Ao perceber o hostilidade Na cena, carregamos a ambulância com três pacientes, dois andando feridos e um gravemente ferido e partimos para o hospital. Não voltamos ao local, mas voltamos para a estação, pois um membro da nossa equipe sofreu ferimentos de pedra ”.

ANÁLISE: O QUE PODE SER FEITO PARA REDUZIR OS RISCOS DE RECORRÊNCIA?

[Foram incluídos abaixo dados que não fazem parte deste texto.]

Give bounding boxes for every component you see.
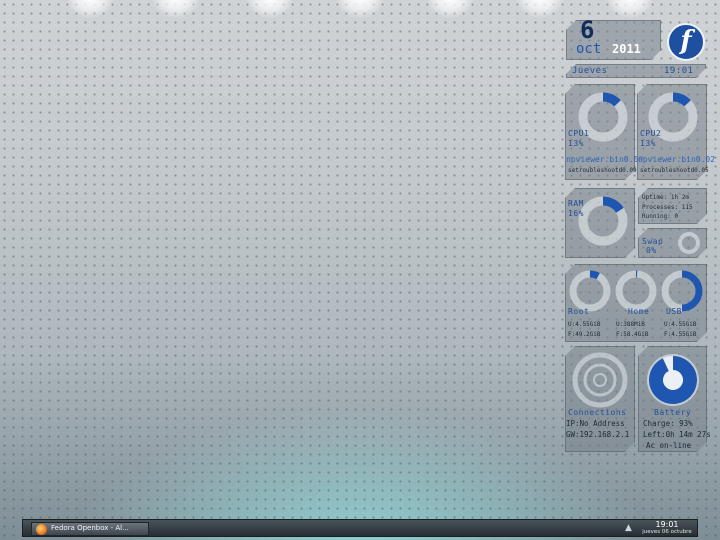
swap-gauge <box>678 232 700 254</box>
cpu2-top-process: npviewer.bin0.02 <box>638 155 716 164</box>
cpu1-label: CPU1 <box>568 129 590 138</box>
taskbar: Fedora Openbox - Al... ▲ 19:01 jueves 06… <box>22 519 698 537</box>
usb-disk-label: USB <box>666 307 682 316</box>
root-disk-label: Root <box>568 307 590 316</box>
fedora-logo-icon: f <box>667 23 705 61</box>
taskbar-clock-time[interactable]: 19:01 <box>645 520 689 529</box>
battery-label: Battery <box>654 408 692 417</box>
battery-gauge <box>647 354 699 406</box>
spotlight <box>426 0 474 18</box>
cpu1-gauge-fill <box>602 92 621 107</box>
battery-ac-status-text: Ac on-line <box>646 441 692 450</box>
taskbar-window-label: Fedora Openbox - Al... <box>51 524 129 532</box>
usb-disk-free: F:4.55GiB <box>664 331 697 338</box>
cpu2-gauge-fill <box>672 92 691 107</box>
home-disk-used: U:388MiB <box>616 321 645 328</box>
battery-charge-text: Charge: 93% <box>643 419 693 428</box>
date-month: oct <box>576 41 602 57</box>
cpu1-top-process: npviewer.bin0.00 <box>566 155 644 164</box>
root-disk-gauge-fill <box>589 270 600 280</box>
home-disk-free: F:58.4GiB <box>616 331 649 338</box>
root-disk-free: F:49.2GiB <box>568 331 601 338</box>
spotlight <box>516 0 564 18</box>
spotlight <box>336 0 384 18</box>
running-text: Running: 0 <box>642 213 679 220</box>
spotlight <box>606 0 654 18</box>
root-disk-used: U:4.55GiB <box>568 321 601 328</box>
cpu1-second-process: setroubleshootd0.09 <box>568 167 637 174</box>
ram-gauge <box>578 196 628 246</box>
weekday-label: Jueves <box>572 66 608 76</box>
gateway-text: GW:192.168.2.1 <box>566 430 630 439</box>
spotlight <box>66 0 114 18</box>
swap-label: Swap <box>642 237 664 246</box>
ram-gauge-fill <box>602 196 624 213</box>
spotlight <box>246 0 294 18</box>
usb-disk-gauge-fill <box>681 270 703 312</box>
cpu1-percent: 13% <box>568 139 584 148</box>
home-disk-label: Home <box>628 307 650 316</box>
processes-text: Processes: 115 <box>642 204 693 211</box>
date-year: 2011 <box>612 42 641 56</box>
battery-time-left-text: Left:0h 14m 27s <box>643 430 711 439</box>
ram-percent: 16% <box>568 209 584 218</box>
taskbar-window-button[interactable]: Fedora Openbox - Al... <box>31 522 149 536</box>
uptime-text: Uptime: 1h 2m <box>642 194 689 201</box>
ram-label: RAM <box>568 199 584 208</box>
cpu2-percent: 13% <box>640 139 656 148</box>
taskbar-clock-date[interactable]: jueves 06 octubre <box>637 529 697 535</box>
network-tray-icon[interactable]: ▲ <box>625 523 637 534</box>
cpu2-second-process: setroubleshootd0.05 <box>640 167 709 174</box>
connections-rings-icon <box>572 352 628 408</box>
firefox-icon <box>36 524 47 535</box>
date-day: 6 <box>580 16 595 44</box>
swap-percent: 0% <box>646 246 657 255</box>
connections-label: Connections <box>568 408 627 417</box>
cpu2-label: CPU2 <box>640 129 662 138</box>
usb-disk-used: U:4.55GiB <box>664 321 697 328</box>
ip-address-text: IP:No Address <box>566 419 625 428</box>
spotlight <box>152 0 200 18</box>
time-label: 19:01 <box>664 66 694 76</box>
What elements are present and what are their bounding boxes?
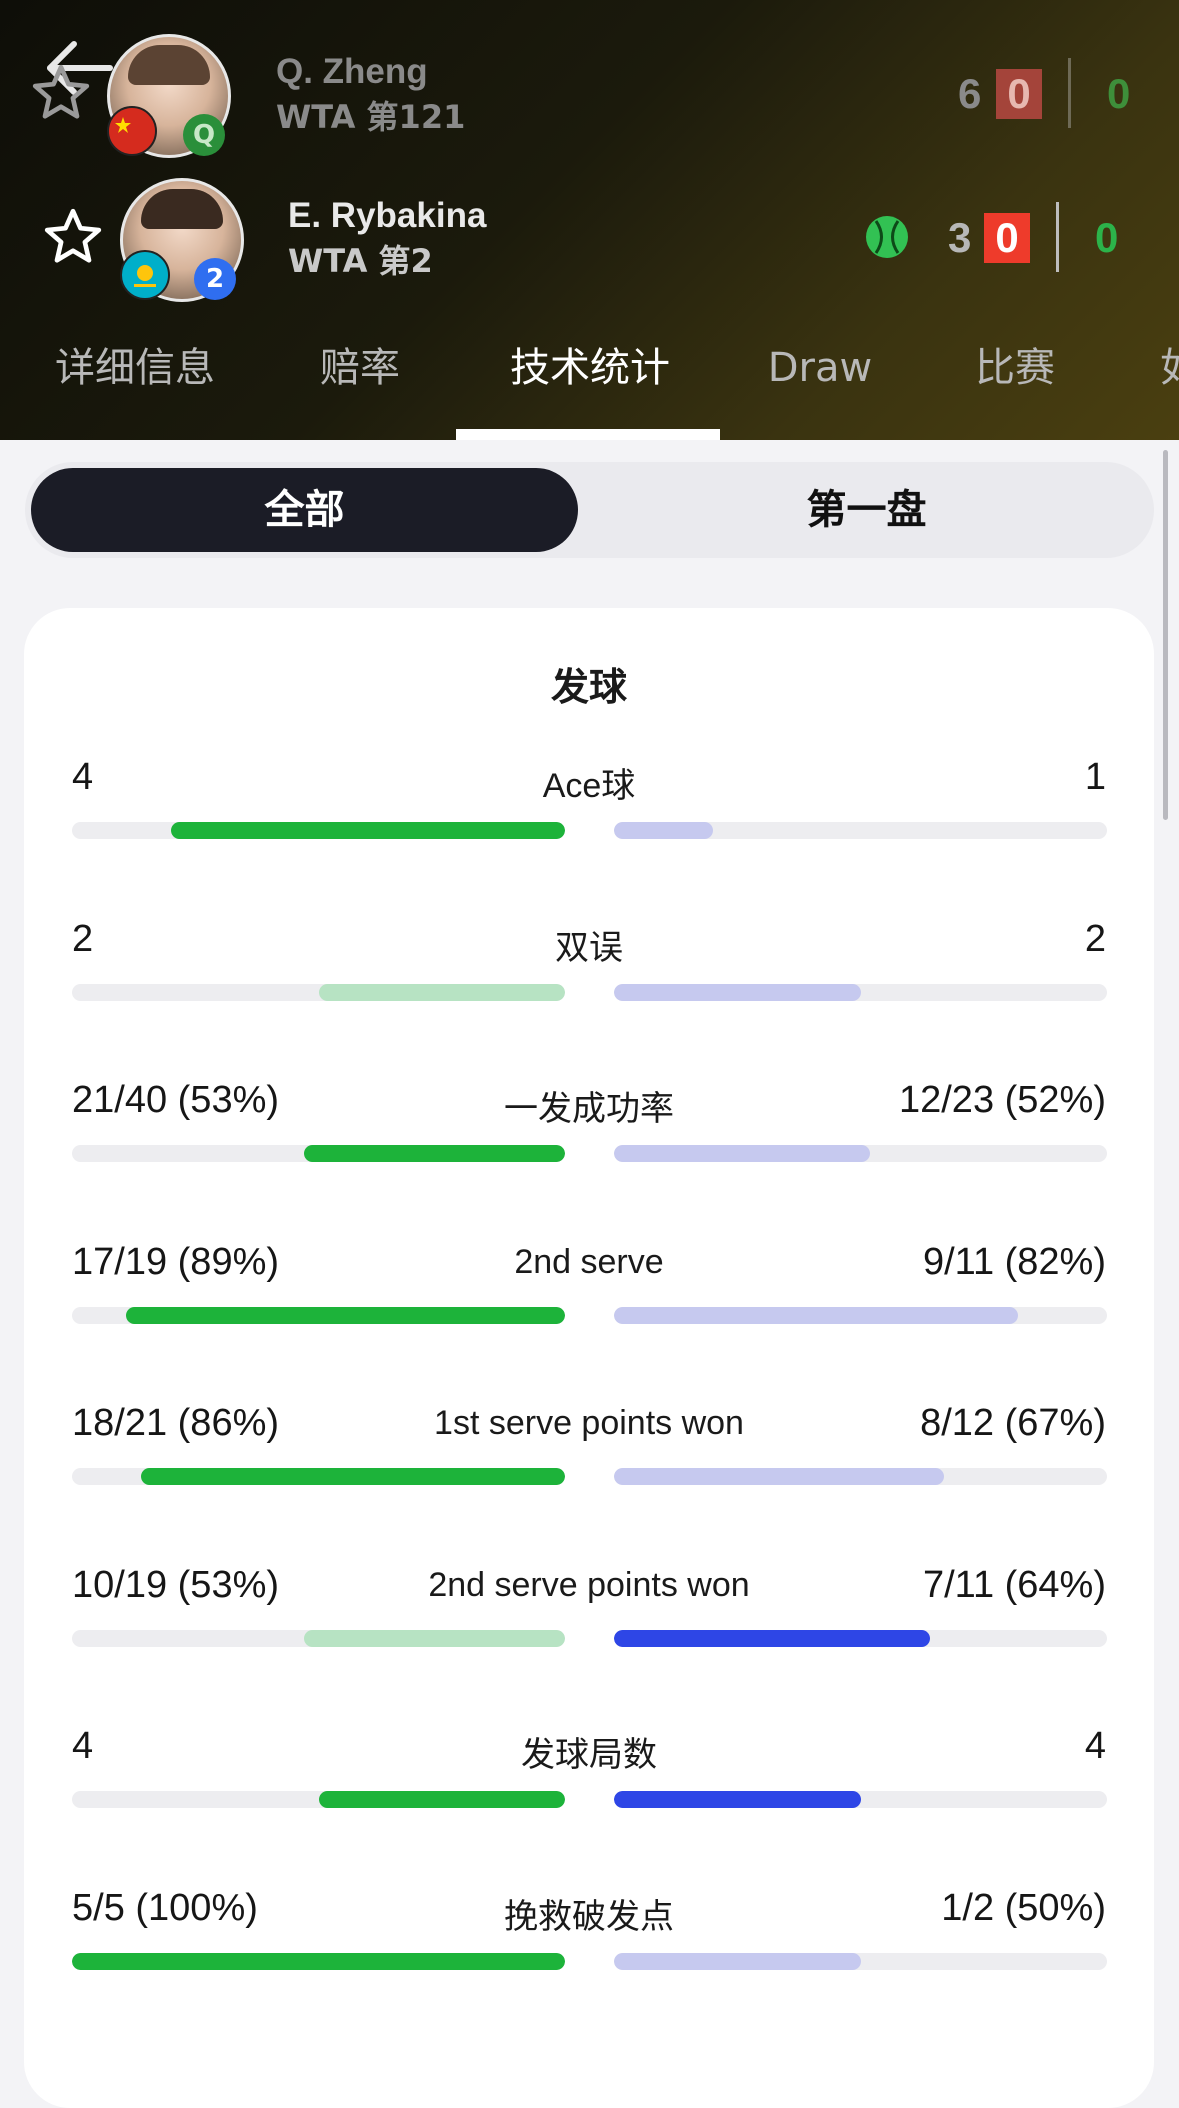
serving-ball-icon	[866, 216, 908, 258]
stat-right-bar-fill	[614, 1145, 871, 1162]
player2-name[interactable]: E. Rybakina	[288, 196, 486, 236]
tab-statistics[interactable]: 技术统计	[470, 330, 710, 440]
stat-right-bar-fill	[614, 1629, 930, 1647]
stat-right-bar	[614, 1952, 1107, 1970]
stat-left-bar	[72, 822, 565, 839]
stat-right-value: 9/11 (82%)	[922, 1240, 1106, 1283]
period-segmented-control: 全部 第一盘	[25, 462, 1154, 558]
stat-right-bar-fill	[614, 1468, 945, 1485]
stat-right-bar	[614, 822, 1107, 839]
tab-details[interactable]: 详细信息	[30, 330, 240, 440]
tab-odds[interactable]: 赔率	[300, 330, 420, 440]
player1-game-score: 0	[996, 69, 1042, 119]
stat-right-value: 8/12 (67%)	[920, 1402, 1106, 1444]
stat-left-bar	[72, 1629, 565, 1647]
stat-right-value: 1	[1084, 756, 1106, 798]
stat-left-bar-fill	[303, 1629, 565, 1647]
stat-left-bar-fill	[126, 1306, 565, 1324]
stat-left-bar	[72, 1791, 565, 1808]
score-divider	[1068, 58, 1071, 128]
stat-right-bar	[614, 983, 1107, 1001]
stat-row-double-faults: 2 双误 2	[24, 918, 1154, 1038]
active-tab-indicator	[456, 429, 720, 440]
player1-rank: WTA 第121	[276, 98, 466, 136]
match-header: Q Q. Zheng WTA 第121 6 0 0 2 E. Rybakina …	[0, 0, 1179, 440]
stat-left-bar-fill	[72, 1952, 565, 1970]
stat-right-value: 12/23 (52%)	[898, 1079, 1106, 1121]
stat-row-break-points-saved: 5/5 (100%) 挽救破发点 1/2 (50%)	[24, 1887, 1154, 2007]
player2-rank: WTA 第2	[288, 242, 433, 280]
stat-right-bar-fill	[614, 822, 713, 839]
stat-label: 双误	[555, 928, 623, 967]
stat-right-value: 1/2 (50%)	[941, 1886, 1106, 1929]
stat-left-bar-fill	[170, 822, 565, 839]
stat-row-second-serve: 17/19 (89%) 2nd serve 9/11 (82%)	[24, 1241, 1154, 1361]
stat-right-bar	[614, 1145, 1107, 1162]
stat-left-bar	[72, 1306, 565, 1324]
player2-game-score: 0	[984, 213, 1030, 263]
stat-label: Ace球	[542, 767, 636, 805]
stat-right-value: 7/11 (64%)	[922, 1563, 1106, 1606]
tab-matches[interactable]: 比赛	[955, 330, 1075, 440]
stat-right-bar	[614, 1791, 1107, 1808]
player2-set-score: 3	[948, 214, 972, 261]
china-flag-icon	[107, 106, 157, 156]
player1-name[interactable]: Q. Zheng	[276, 52, 428, 92]
player2-point-score: 0	[1095, 214, 1119, 261]
serve-stats-card: 发球 4 Ace球 1 2 双误 2 21/40 (53%) 一发成功率 12/23 (52%)…	[24, 608, 1154, 2108]
segment-all[interactable]: 全部	[31, 468, 578, 552]
stat-row-second-serve-points-won: 10/19 (53%) 2nd serve points won 7/11 (64%…	[24, 1564, 1154, 1684]
stat-left-bar	[72, 983, 565, 1001]
stat-right-value: 4	[1084, 1725, 1106, 1767]
tab-more[interactable]: 如	[1160, 330, 1179, 440]
player1-point-score: 0	[1107, 70, 1131, 117]
stat-left-bar-fill	[318, 983, 565, 1001]
stat-right-value: 2	[1084, 917, 1106, 960]
stat-row-first-serve-points-won: 18/21 (86%) 1st serve points won 8/12 (67%…	[24, 1402, 1154, 1522]
player1-score: 6 0 0	[950, 58, 1150, 128]
stat-label: 发球局数	[521, 1736, 657, 1774]
favorite-star-icon[interactable]	[42, 206, 104, 268]
stat-left-bar	[72, 1952, 565, 1970]
qualifier-badge: Q	[183, 114, 225, 156]
stat-row-aces: 4 Ace球 1	[24, 756, 1154, 876]
stat-right-bar-fill	[614, 1952, 861, 1970]
tab-bar: 详细信息 赔率 技术统计 Draw 比赛 如	[0, 330, 1179, 440]
section-title: 发球	[550, 665, 627, 709]
stat-left-bar	[72, 1145, 565, 1162]
stat-right-bar	[614, 1468, 1107, 1485]
stat-right-bar	[614, 1629, 1107, 1647]
tab-draw[interactable]: Draw	[760, 330, 880, 440]
stat-row-service-games: 4 发球局数 4	[24, 1725, 1154, 1845]
scrollbar[interactable]	[1163, 450, 1168, 820]
stat-right-bar-fill	[614, 1306, 1019, 1324]
favorite-star-icon[interactable]	[30, 62, 92, 124]
stat-right-bar-fill	[614, 983, 861, 1001]
stat-left-bar-fill	[141, 1468, 565, 1485]
stat-left-bar-fill	[318, 1791, 565, 1808]
score-divider	[1056, 202, 1059, 272]
player1-set-score: 6	[958, 70, 982, 117]
kazakhstan-flag-icon	[120, 250, 170, 300]
segment-set1[interactable]: 第一盘	[585, 468, 1148, 552]
stat-right-bar	[614, 1306, 1107, 1324]
seed-badge: 2	[194, 258, 236, 300]
player2-score: 3 0 0	[940, 202, 1140, 272]
stat-row-first-serve-pct: 21/40 (53%) 一发成功率 12/23 (52%)	[24, 1079, 1154, 1199]
stat-left-bar-fill	[303, 1145, 565, 1162]
stat-right-bar-fill	[614, 1791, 861, 1808]
stat-left-bar	[72, 1468, 565, 1485]
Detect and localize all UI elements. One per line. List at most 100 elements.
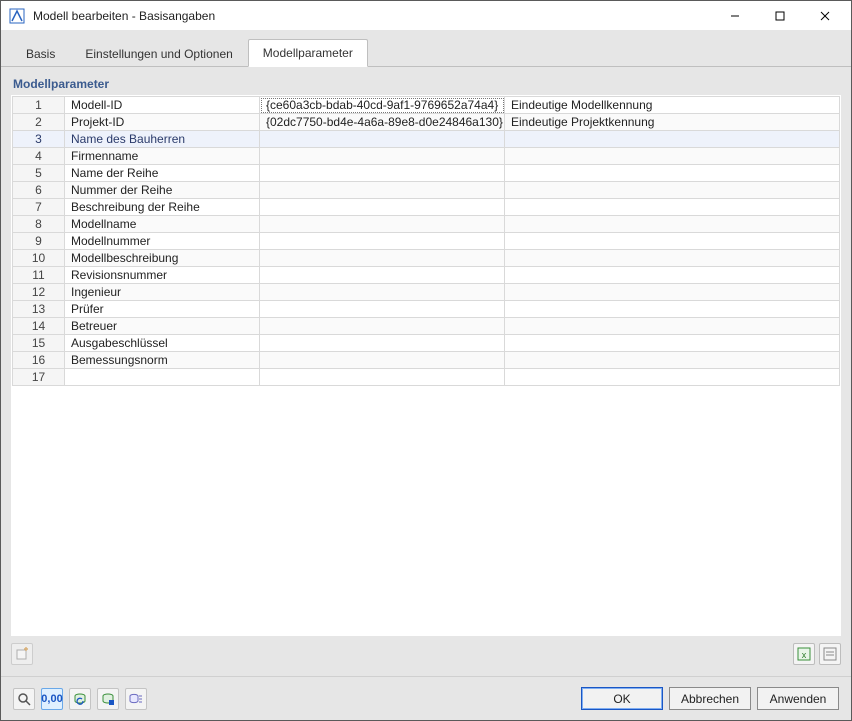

  • “Como as pessoas se queixaram de atrasos, o tempo de resposta deve ser revisto ao despachar as equipes.
  • Os primeiros socorristas em cena devem ter um bom relacionamento com a comunidade sem parcialidade étnica, pois isso pode afetar a maneira como os outros são vistos no futuro.
  • Não devemos confiar apenas no despacho sobre a segurança da cena, mas sempre cruzar questões críticas com outras agências na cena para conhecer a situação da cena.
  • Respondentes para avaliar o ambiente, o clima da multidão para indicadores de exposição ao risco.
  • Como as pedras voavam de direções diferentes, o uso de EPI, como capacetes, protetores oculares, deve ser usado em áreas de violência ”.

CONCLUSÃO

  1. "Preparação, comunicação adequada e briefings detalhados são necessários e primordiais antes de cada missão, seja violência ou missão pacífica.
  2. Interrogatório é importante para os membros no gerenciamento do estresse, saber o que os sentimentos de cada pessoa experimentaram e quais ações cada pessoa tomou.
  3. Respeito à humanidade e a santidade para a vida deve ser o papel central de cada pessoa, ou seja, escolher roubar do que salvar uma vida.
  4. Para evitar a sensibilidade étnica, os socorristas devem usar nomes codificados e usar a linguagem universal ”.